Если вдуматься: тот добролюбовский луч света – он никогда и не прерывался! он – и в наше время проник, только уже в жгуче алом виде? Так надо и сегодня уметь его различать.
Но шла читать инструктивные материалы Соцвоса, особенно статьи Осипа Мартыновича Бескина, и сердце падало: что художник в своём творчестве не может положиться на интуицию, а обязан своё восприятие контролировать сознанием класса. И: что так называемая «душевность» есть замусоленная русопятская формула, она и лежала на Руси в основе кабальной патриархальности.
А душевности! – душевности больше всего и хотелось!..

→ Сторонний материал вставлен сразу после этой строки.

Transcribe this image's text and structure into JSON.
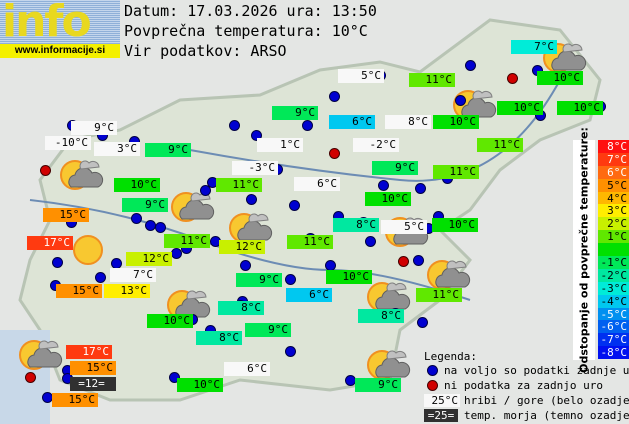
{
  "logo": {
    "word": "info",
    "url": "www.informacije.si"
  },
  "header": {
    "date_line": "Datum: 17.03.2026 ura: 13:50",
    "avg_line": "Povprečna temperatura: 10°C",
    "source_line": "Vir podatkov: ARSO"
  },
  "average_temp": 10,
  "scale": {
    "title": "Odstopanje od povprečne temperature:",
    "steps": [
      {
        "label": "8°C",
        "color": "#ff1010"
      },
      {
        "label": "7°C",
        "color": "#ff3a10"
      },
      {
        "label": "6°C",
        "color": "#ff6a10"
      },
      {
        "label": "5°C",
        "color": "#ff9000"
      },
      {
        "label": "4°C",
        "color": "#ffb800"
      },
      {
        "label": "3°C",
        "color": "#ffee00"
      },
      {
        "label": "2°C",
        "color": "#c8f000"
      },
      {
        "label": "1°C",
        "color": "#60e800"
      },
      {
        "label": "",
        "color": "#00e000"
      },
      {
        "label": "-1°C",
        "color": "#00e858"
      },
      {
        "label": "-2°C",
        "color": "#00e8a0"
      },
      {
        "label": "-3°C",
        "color": "#00ecd8"
      },
      {
        "label": "-4°C",
        "color": "#00c8f0"
      },
      {
        "label": "-5°C",
        "color": "#0090f0"
      },
      {
        "label": "-6°C",
        "color": "#0060f0"
      },
      {
        "label": "-7°C",
        "color": "#0030f0"
      },
      {
        "label": "-8°C",
        "color": "#0010f0"
      }
    ]
  },
  "legend": {
    "title": "Legenda:",
    "blue_dot": "na voljo so podatki zadnje ure",
    "red_dot": "ni podatka za zadnjo uro",
    "mountain_sample": "25°C",
    "mountain_text": "hribi / gore (belo ozadje)",
    "sea_sample": "=25=",
    "sea_text": "temp. morja (temno ozadje)"
  },
  "stations": [
    {
      "t": "7°C",
      "kind": "valley"
    },
    {
      "t": "5°C",
      "kind": "mountain"
    },
    {
      "t": "11°C",
      "kind": "valley"
    },
    {
      "t": "10°C",
      "kind": "valley"
    },
    {
      "t": "9°C",
      "kind": "valley"
    },
    {
      "t": "6°C",
      "kind": "valley"
    },
    {
      "t": "8°C",
      "kind": "mountain"
    },
    {
      "t": "10°C",
      "kind": "valley"
    },
    {
      "t": "10°C",
      "kind": "valley"
    },
    {
      "t": "10°C",
      "kind": "valley"
    },
    {
      "t": "9°C",
      "kind": "mountain"
    },
    {
      "t": "-10°C",
      "kind": "mountain"
    },
    {
      "t": "3°C",
      "kind": "mountain"
    },
    {
      "t": "1°C",
      "kind": "mountain"
    },
    {
      "t": "-2°C",
      "kind": "mountain"
    },
    {
      "t": "9°C",
      "kind": "valley"
    },
    {
      "t": "11°C",
      "kind": "valley"
    },
    {
      "t": "9°C",
      "kind": "valley"
    },
    {
      "t": "-3°C",
      "kind": "mountain"
    },
    {
      "t": "11°C",
      "kind": "valley"
    },
    {
      "t": "10°C",
      "kind": "valley"
    },
    {
      "t": "11°C",
      "kind": "valley"
    },
    {
      "t": "6°C",
      "kind": "mountain"
    },
    {
      "t": "10°C",
      "kind": "valley"
    },
    {
      "t": "9°C",
      "kind": "valley"
    },
    {
      "t": "15°C",
      "kind": "valley"
    },
    {
      "t": "10°C",
      "kind": "valley"
    },
    {
      "t": "8°C",
      "kind": "valley"
    },
    {
      "t": "5°C",
      "kind": "mountain"
    },
    {
      "t": "17°C",
      "kind": "valley"
    },
    {
      "t": "11°C",
      "kind": "valley"
    },
    {
      "t": "12°C",
      "kind": "valley"
    },
    {
      "t": "11°C",
      "kind": "valley"
    },
    {
      "t": "12°C",
      "kind": "valley"
    },
    {
      "t": "10°C",
      "kind": "valley"
    },
    {
      "t": "9°C",
      "kind": "valley"
    },
    {
      "t": "6°C",
      "kind": "valley"
    },
    {
      "t": "11°C",
      "kind": "valley"
    },
    {
      "t": "7°C",
      "kind": "mountain"
    },
    {
      "t": "15°C",
      "kind": "valley"
    },
    {
      "t": "13°C",
      "kind": "valley"
    },
    {
      "t": "8°C",
      "kind": "valley"
    },
    {
      "t": "8°C",
      "kind": "valley"
    },
    {
      "t": "10°C",
      "kind": "valley"
    },
    {
      "t": "9°C",
      "kind": "valley"
    },
    {
      "t": "8°C",
      "kind": "valley"
    },
    {
      "t": "17°C",
      "kind": "valley"
    },
    {
      "t": "15°C",
      "kind": "valley"
    },
    {
      "t": "=12=",
      "kind": "sea"
    },
    {
      "t": "15°C",
      "kind": "valley"
    },
    {
      "t": "6°C",
      "kind": "mountain"
    },
    {
      "t": "10°C",
      "kind": "valley"
    },
    {
      "t": "9°C",
      "kind": "valley"
    }
  ],
  "weather_icons": [
    "sun-cloud",
    "sun-cloud",
    "sun-cloud",
    "sun-cloud",
    "sun-cloud",
    "sun-cloud",
    "sun-cloud",
    "sun-cloud",
    "sun",
    "sun-cloud",
    "sun-cloud",
    "sun-cloud"
  ],
  "colors": {
    "mountain_bg": "#f8f8f8",
    "sea_bg": "#303030",
    "blue_dot": "#0000d0",
    "red_dot": "#d00000"
  }
}
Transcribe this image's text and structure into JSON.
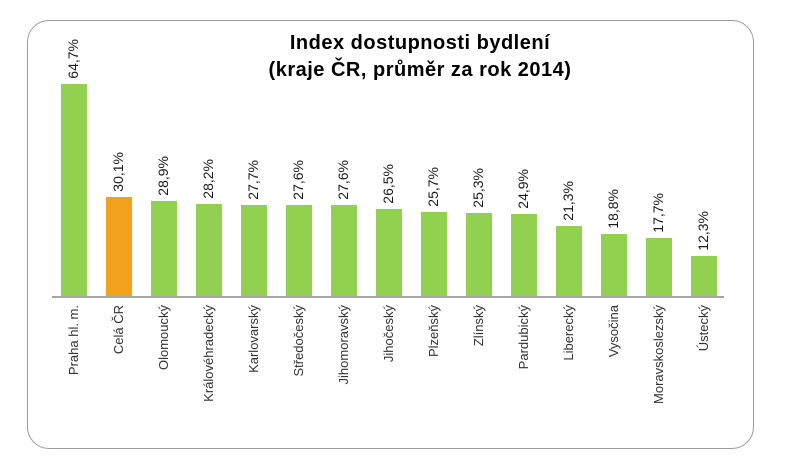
{
  "chart_data": {
    "type": "bar",
    "title": "Index dostupnosti bydlení",
    "subtitle": "(kraje ČR, průměr za rok 2014)",
    "categories": [
      "Praha hl. m.",
      "Celá ČR",
      "Olomoucký",
      "Královéhradecký",
      "Karlovarský",
      "Středočeský",
      "Jihomoravský",
      "Jihočeský",
      "Plzeňský",
      "Zlínský",
      "Pardubický",
      "Liberecký",
      "Vysočina",
      "Moravskoslezský",
      "Ústecký"
    ],
    "values": [
      64.7,
      30.1,
      28.9,
      28.2,
      27.7,
      27.6,
      27.6,
      26.5,
      25.7,
      25.3,
      24.9,
      21.3,
      18.8,
      17.7,
      12.3
    ],
    "value_labels": [
      "64,7%",
      "30,1%",
      "28,9%",
      "28,2%",
      "27,7%",
      "27,6%",
      "27,6%",
      "26,5%",
      "25,7%",
      "25,3%",
      "24,9%",
      "21,3%",
      "18,8%",
      "17,7%",
      "12,3%"
    ],
    "highlight_index": 1,
    "colors": {
      "bar": "#92D050",
      "highlight": "#F2A11C",
      "axis": "#A6A6A6"
    },
    "ylim": [
      0,
      70
    ],
    "grid": false,
    "legend": false,
    "value_label_rotation": 90,
    "category_label_rotation": 90,
    "unit": "%"
  }
}
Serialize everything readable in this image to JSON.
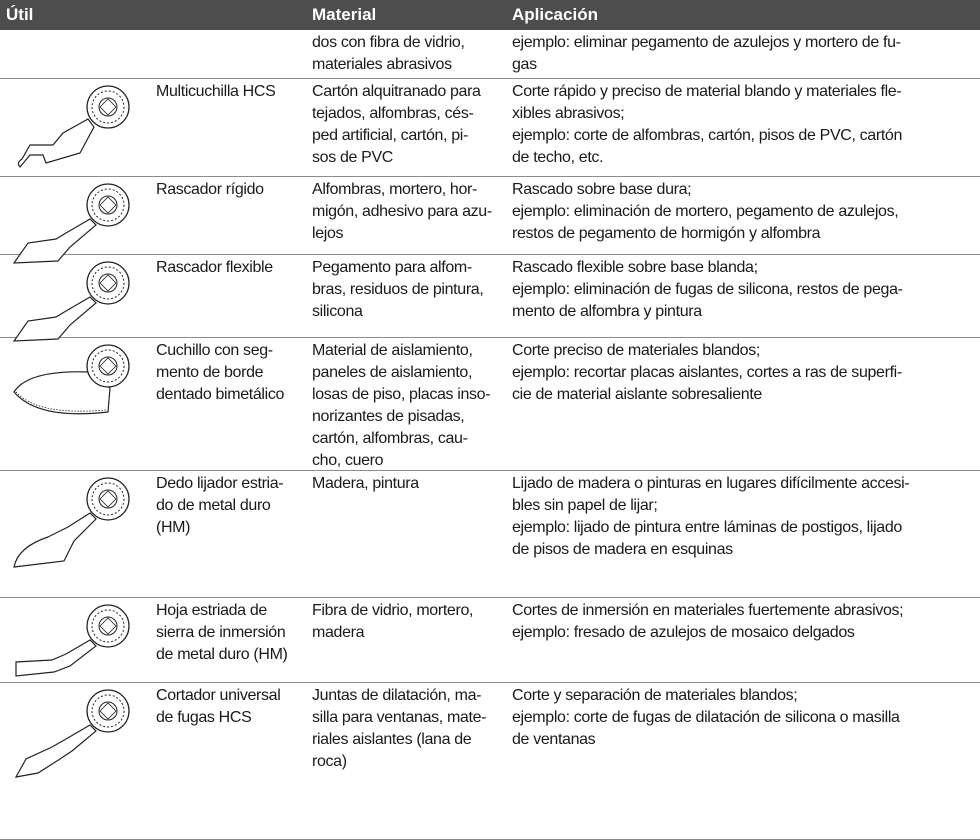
{
  "header": {
    "columns": [
      "Útil",
      "Material",
      "Aplicación"
    ]
  },
  "table": {
    "rows": [
      {
        "tool": [],
        "material": [
          "dos con fibra de vidrio,",
          "materiales abrasivos"
        ],
        "application": [
          "ejemplo: eliminar pegamento de azulejos y mortero de fu-",
          "gas"
        ]
      },
      {
        "tool": [
          "Multicuchilla HCS"
        ],
        "material": [
          "Cartón alquitranado para",
          "tejados, alfombras, cés-",
          "ped artificial, cartón, pi-",
          "sos de PVC"
        ],
        "application": [
          "Corte rápido y preciso de material blando y materiales fle-",
          "xibles abrasivos;",
          "ejemplo: corte de alfombras, cartón, pisos de PVC, cartón",
          "de techo, etc."
        ]
      },
      {
        "tool": [
          "Rascador rígido"
        ],
        "material": [
          "Alfombras, mortero, hor-",
          "migón, adhesivo para azu-",
          "lejos"
        ],
        "application": [
          "Rascado sobre base dura;",
          "ejemplo: eliminación de mortero, pegamento de azulejos,",
          "restos de pegamento de hormigón y alfombra"
        ]
      },
      {
        "tool": [
          "Rascador flexible"
        ],
        "material": [
          "Pegamento para alfom-",
          "bras, residuos de pintura,",
          "silicona"
        ],
        "application": [
          "Rascado flexible sobre base blanda;",
          "ejemplo: eliminación de fugas de silicona, restos de pega-",
          "mento de alfombra y pintura"
        ]
      },
      {
        "tool": [
          "Cuchillo con seg-",
          "mento de borde",
          "dentado bimetálico"
        ],
        "material": [
          "Material de aislamiento,",
          "paneles de aislamiento,",
          "losas de piso, placas inso-",
          "norizantes de pisadas,",
          "cartón, alfombras, cau-",
          "cho, cuero"
        ],
        "application": [
          "Corte preciso de materiales blandos;",
          "ejemplo: recortar placas aislantes, cortes a ras de superfi-",
          "cie de material aislante sobresaliente"
        ]
      },
      {
        "tool": [
          "Dedo lijador estria-",
          "do de metal duro",
          "(HM)"
        ],
        "material": [
          "Madera, pintura"
        ],
        "application": [
          "Lijado de madera o pinturas en lugares difícilmente accesi-",
          "bles sin papel de lijar;",
          "ejemplo: lijado de pintura entre láminas de postigos, lijado",
          "de pisos de madera en esquinas"
        ]
      },
      {
        "tool": [
          "Hoja estriada de",
          "sierra de inmersión",
          "de metal duro (HM)"
        ],
        "material": [
          "Fibra de vidrio, mortero,",
          "madera"
        ],
        "application": [
          "Cortes de inmersión en materiales fuertemente abrasivos;",
          "ejemplo: fresado de azulejos de mosaico delgados"
        ]
      },
      {
        "tool": [
          "Cortador universal",
          "de fugas HCS"
        ],
        "material": [
          "Juntas de dilatación, ma-",
          "silla para ventanas, mate-",
          "riales aislantes (lana de",
          "roca)"
        ],
        "application": [
          "Corte y separación de materiales blandos;",
          "ejemplo: corte de fugas de dilatación de silicona o masilla",
          "de ventanas"
        ]
      }
    ]
  }
}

В программу следующего года пошёл «железный фонд» советской литературы – «Разгром», «Бруски» о коллективизации, «Цемент» (ужасающий, потому что 13-летним детям предлагали свирепые сцены эротического обладания). Но вот в «Железном потоке», правда же, с замечательной лаконичностью передаются действия массы в целом, – такого в нашей литературе ещё не было? А в «Неделе» вызывал сочувствие Робейко, как, напрягая туберкулёзное горло, звал жителей вырубать монастырскую рощу, чтобы этими дровами довезти до крестьян семена на посев. (Только, значит, эти семена в прошлом году у них же отобрали начисто?)